Après la révolution, la Tunisie s’est lancée dans plusieurs chantiers de réformes économiques. Parmi elles, celle du secteur bancaire et financier, l’objectif étant de moderniser le secteur et de combler les vides existant, notamment concernant la finance islamique, le redressement ou la liquidation d’un établissement financier ou le régime de sanctions.

Polémiques et multiples rebondissements après, la Loi relative aux banques et aux institutions bancaires N°2016-48 a été enfin adoptée, jugée constitutionnelle, promulguée et publiée au Journal officiel de la République tunisienne (JORT) du 15 juillet 2016. Pour mieux la comprendre, la Banque centrale de Tunisie (BCT) vient de publier un document sur les 100 mesures phares de la nouvelle loi bancaire. Focus sur les plus importantes.


 

La nouvelle loi bancaire vise à organiser les conditions de pratique des opérations bancaires et financières suivant les normes prudentielles et internationales, en y incorporant une méthodologie de contrôle. Ceci en vue de préserver leur solidité et protéger les fonds et les consommateurs des services bancaires.
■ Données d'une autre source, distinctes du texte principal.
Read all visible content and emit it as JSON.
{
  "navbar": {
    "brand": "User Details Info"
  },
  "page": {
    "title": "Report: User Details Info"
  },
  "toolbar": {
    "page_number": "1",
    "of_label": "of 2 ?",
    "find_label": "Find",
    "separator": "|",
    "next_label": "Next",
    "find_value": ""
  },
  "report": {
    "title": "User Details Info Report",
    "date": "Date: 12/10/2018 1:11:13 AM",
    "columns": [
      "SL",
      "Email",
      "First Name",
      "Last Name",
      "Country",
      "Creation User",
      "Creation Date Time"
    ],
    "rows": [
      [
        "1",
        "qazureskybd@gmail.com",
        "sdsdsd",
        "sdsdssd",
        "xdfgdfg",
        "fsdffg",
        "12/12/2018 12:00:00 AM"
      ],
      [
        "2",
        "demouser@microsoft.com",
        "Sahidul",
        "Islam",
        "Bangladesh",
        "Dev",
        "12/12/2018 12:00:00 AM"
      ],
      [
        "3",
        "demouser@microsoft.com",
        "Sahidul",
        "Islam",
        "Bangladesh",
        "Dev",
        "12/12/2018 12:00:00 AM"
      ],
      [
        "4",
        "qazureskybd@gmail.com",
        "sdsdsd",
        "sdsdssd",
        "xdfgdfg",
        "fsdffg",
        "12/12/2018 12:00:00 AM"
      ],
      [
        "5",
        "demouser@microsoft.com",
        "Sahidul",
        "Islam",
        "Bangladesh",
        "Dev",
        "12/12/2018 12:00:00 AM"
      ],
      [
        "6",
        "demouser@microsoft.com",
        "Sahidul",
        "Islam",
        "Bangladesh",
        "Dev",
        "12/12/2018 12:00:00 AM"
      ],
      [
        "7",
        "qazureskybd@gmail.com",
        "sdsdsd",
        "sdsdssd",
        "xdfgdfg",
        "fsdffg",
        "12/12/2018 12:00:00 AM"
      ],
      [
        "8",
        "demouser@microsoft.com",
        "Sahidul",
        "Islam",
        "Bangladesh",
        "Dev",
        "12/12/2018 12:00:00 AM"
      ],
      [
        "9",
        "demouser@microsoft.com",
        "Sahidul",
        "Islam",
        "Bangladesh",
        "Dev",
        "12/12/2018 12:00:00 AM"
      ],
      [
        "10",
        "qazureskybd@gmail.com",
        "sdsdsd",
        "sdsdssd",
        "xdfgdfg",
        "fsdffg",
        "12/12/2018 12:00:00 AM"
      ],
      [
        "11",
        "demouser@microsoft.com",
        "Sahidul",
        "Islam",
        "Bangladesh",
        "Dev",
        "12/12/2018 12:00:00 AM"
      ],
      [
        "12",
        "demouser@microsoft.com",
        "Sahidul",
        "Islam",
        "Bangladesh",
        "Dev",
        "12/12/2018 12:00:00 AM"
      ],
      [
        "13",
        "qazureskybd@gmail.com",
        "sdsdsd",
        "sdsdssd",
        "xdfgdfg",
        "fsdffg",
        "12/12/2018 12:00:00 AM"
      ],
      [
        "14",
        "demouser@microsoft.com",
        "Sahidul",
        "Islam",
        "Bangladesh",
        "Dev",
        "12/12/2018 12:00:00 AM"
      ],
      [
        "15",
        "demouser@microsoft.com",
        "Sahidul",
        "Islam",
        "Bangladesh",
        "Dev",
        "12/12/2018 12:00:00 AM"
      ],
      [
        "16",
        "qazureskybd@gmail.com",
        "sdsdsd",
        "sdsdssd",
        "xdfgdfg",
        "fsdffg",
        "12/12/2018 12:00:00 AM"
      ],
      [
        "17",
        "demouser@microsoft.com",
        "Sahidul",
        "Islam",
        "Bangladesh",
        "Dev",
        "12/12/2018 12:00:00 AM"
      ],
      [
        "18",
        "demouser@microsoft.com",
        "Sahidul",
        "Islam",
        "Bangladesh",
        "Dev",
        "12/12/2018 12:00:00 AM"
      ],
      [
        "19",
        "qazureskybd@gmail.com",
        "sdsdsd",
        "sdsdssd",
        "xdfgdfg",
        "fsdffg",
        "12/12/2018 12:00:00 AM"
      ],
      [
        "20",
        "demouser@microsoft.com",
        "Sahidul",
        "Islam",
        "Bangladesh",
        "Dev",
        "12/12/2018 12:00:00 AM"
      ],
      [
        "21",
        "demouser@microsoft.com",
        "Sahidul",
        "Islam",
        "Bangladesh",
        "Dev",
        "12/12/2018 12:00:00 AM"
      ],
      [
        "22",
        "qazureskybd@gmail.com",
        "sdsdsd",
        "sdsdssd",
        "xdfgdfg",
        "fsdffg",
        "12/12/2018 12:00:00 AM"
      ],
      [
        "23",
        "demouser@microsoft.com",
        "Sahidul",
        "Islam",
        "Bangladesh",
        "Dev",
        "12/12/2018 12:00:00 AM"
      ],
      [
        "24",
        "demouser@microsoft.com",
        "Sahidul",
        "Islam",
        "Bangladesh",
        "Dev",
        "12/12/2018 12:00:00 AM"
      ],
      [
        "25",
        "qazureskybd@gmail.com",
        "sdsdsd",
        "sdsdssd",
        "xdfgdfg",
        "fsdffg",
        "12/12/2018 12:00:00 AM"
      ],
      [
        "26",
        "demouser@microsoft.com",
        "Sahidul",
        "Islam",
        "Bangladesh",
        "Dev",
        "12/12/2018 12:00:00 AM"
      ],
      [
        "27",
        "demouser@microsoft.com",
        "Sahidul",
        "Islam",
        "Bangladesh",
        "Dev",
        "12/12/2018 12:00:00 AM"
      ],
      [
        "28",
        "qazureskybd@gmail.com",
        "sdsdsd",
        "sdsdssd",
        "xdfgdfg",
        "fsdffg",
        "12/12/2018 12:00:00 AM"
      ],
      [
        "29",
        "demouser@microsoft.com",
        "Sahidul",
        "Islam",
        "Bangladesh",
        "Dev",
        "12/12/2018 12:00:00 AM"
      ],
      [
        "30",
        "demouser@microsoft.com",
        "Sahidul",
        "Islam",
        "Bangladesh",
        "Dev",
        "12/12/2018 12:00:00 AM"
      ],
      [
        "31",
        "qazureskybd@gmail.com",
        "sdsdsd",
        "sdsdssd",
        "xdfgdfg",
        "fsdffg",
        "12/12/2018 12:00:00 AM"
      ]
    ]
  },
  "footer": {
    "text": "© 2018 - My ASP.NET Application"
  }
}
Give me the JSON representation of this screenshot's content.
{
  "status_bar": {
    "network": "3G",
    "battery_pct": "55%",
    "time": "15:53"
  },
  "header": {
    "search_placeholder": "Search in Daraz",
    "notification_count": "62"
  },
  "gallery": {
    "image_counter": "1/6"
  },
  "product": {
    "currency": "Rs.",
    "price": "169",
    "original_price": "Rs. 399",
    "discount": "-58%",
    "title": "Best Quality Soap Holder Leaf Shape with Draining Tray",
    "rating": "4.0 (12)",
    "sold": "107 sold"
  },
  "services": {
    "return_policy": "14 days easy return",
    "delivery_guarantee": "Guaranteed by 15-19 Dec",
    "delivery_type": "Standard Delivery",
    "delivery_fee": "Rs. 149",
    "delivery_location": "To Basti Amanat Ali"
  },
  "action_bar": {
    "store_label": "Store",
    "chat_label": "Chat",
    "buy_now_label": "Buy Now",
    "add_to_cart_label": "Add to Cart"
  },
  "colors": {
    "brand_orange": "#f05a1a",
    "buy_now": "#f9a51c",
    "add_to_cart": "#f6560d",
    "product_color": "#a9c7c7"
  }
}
L’objectif étant de garantir le bon rendement du secteur bancaire et de réaliser la stabilité financière, en renforçant les principes de bonnes gouvernances, la transparence et la concurrence.

Ainsi, la révision de l’ancienne loi a été basée sur 5 axes : la réorganisation du secteur, les conditions d’axer et d’exercer, le renforcement du système de contrôle, la révision du système de sanctions et la mise en place d’un système de résolution des difficultés bancaires, avec l’institution d’un Fonds de garantie des dépôts bancaire.

 

Pour résumer la nouvelle Loi relative aux banques et aux institutions bancaires N°2016-48, la BCT présente ses 100 mesures phares regroupées en 12 rubriques majeurs :

 

Réorganiser le marché bancaire à la faveur de l’émergence de nouveaux opérateurs

Ainsi, la nouvelle loi veut préserver le modèle de la banque universelle, tout en promouvant de nouveaux «Business Models» de banques spécialisées et en élargissant l’exercice des activités de gestion de moyens de paiement et de change manuel, à de nouveaux opérateurs autres que les banques ou la Poste. Elle étend aussi le périmètre d’intervention des banques d’affaires en leur permettant d’accorder sur leurs fonds propres des financements spécifiques aux entreprises.

 

Encadrer l’exercice des opérations bancaires islamiques

En effet, la nouvelle loi bancaire et financière instaure un cadre légal spécifique régissant l’exercice des opérations bancaires islamiques, en permettant aux banques et aux établissements financiers «conventionnels» de s’adonner aux opérations bancaires islamiques sur la base d’une autorisation préalable de la BCT.

 

Réviser les conditions d’accès et d’exercice de l’activité bancaire

La nouvelle loi fixe et clarifie les conditions d’accès et d’exercice de l’activité bancaire. Une commission des agréments sera instituée en tant qu’autorité collégiale investie du pouvoir d’octroi et de retrait d’agrément.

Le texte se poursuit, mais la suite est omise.